Andor will premiere in three episodes on Disney+, and for good reason. When I watched the first four episodes, I felt that the story takes way too long to get going and only starts to pick up in the last minutes of the third episode. The opening three chapters spend quite a bit of time informing us of the power structure of the Preox Corporation, which feels like a good buy container empire. Following Cassian Andor as he evades Preox officers and commits petty crimes is a bit boring to watch and only gets exciting when Stellan Skarsgard arrives. Skarsgard gives a great performance as mentor to Andor, acting as a mix of Woody Harrelson’s Tobias Beckett from Solo: A Star Wars Story with a little Qui-Gon Jinn thrown in for good measure. The relationship between Andor and Luthen is only teased in these early episodes, but his very presence elevates this series greatly. It’s not until the fourth episode that the real rebellion side of the story takes shape and left me feeling like the first three hours could have been streamlined into a single episode.

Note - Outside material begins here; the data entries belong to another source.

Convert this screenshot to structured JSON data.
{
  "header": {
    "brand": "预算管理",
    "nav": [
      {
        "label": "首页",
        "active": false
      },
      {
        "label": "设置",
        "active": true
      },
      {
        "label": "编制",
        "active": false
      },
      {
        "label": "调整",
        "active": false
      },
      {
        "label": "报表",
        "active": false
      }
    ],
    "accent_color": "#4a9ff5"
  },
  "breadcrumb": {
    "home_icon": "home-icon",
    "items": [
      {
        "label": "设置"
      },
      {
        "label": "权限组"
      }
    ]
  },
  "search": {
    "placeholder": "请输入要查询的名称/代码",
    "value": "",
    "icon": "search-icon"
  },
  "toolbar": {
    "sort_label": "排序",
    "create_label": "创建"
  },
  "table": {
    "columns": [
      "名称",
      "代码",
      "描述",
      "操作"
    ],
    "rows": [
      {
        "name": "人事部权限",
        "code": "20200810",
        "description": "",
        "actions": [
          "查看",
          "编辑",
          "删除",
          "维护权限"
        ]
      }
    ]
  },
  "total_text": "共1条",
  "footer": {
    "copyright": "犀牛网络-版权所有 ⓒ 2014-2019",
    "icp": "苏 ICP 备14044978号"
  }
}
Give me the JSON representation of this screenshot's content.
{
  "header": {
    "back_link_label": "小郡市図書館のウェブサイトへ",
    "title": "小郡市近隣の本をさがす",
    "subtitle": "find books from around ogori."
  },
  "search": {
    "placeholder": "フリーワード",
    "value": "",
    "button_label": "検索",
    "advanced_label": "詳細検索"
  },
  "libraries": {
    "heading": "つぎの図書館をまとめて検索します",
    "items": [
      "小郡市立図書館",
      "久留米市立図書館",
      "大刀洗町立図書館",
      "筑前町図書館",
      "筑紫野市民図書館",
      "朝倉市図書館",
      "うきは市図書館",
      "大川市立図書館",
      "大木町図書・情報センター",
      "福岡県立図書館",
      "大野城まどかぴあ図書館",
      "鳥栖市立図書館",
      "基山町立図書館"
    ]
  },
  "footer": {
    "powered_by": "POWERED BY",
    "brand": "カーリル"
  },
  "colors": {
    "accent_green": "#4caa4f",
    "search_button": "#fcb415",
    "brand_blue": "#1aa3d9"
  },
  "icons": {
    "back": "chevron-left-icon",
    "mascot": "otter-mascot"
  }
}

Fourth episode of Andor finally switches the story to another mode and is also the first chapter directed by Susanna White. The first three are directed by Toby Haynes, who directed half of the season. White’s direction definitely picks up the pace a bit and feels more like Star wars but it remains to be seen how her other two episodes will fare as well as the three directed by Benjamin Caron. The fourth episode is also where Tony Gilroy handed over the script to his brother, Dan. Tony Gilroy wrote a total of five episodes, Dan Gilroy wrote three, with Stephen Schiff contributing one and House of cards creator Beau Willimon drafting the remaining three. With a great score by Nicholas Britell, Andor succeeds in giving us an angle Star warsuniverse we have never seen before. There is a great level of detail in this series and production values that exceed even what we looked at Obi-Wan Kenobi but I can’t help but feel like there’s something missing from this series that’s holding it back from feeling exciting at the very least.
As a fan of Star wars franchise, including prequels and sequels, I’ve found something to appreciate in every series released on Disney+ so far. There is a lot of potential in it Andor which I can see looking through in this first third of the season. I love Diego Luna’s dedication to fleshing out his character’s life story, and there are some compelling supporting performances here, but I often wondered if this series chose the wrong focal point to explore the origins of the rebellion against the Empire. Tony Gilroy has certainly taken some creative challenges in making this a grounded and gritty look at the Star Wars universe, but it also seems to miss the heart of what makes George Lucas’ franchise so exciting to watch. I’ll reserve final judgment on Andor until I’ve had a chance to watch the entire 12-episode season, but based on what I’ve seen, I’m disappointed.Andor is good but should have been great and I may be more generous than I should be.
Andorpremiered with three episodes on Disney+ on September 21.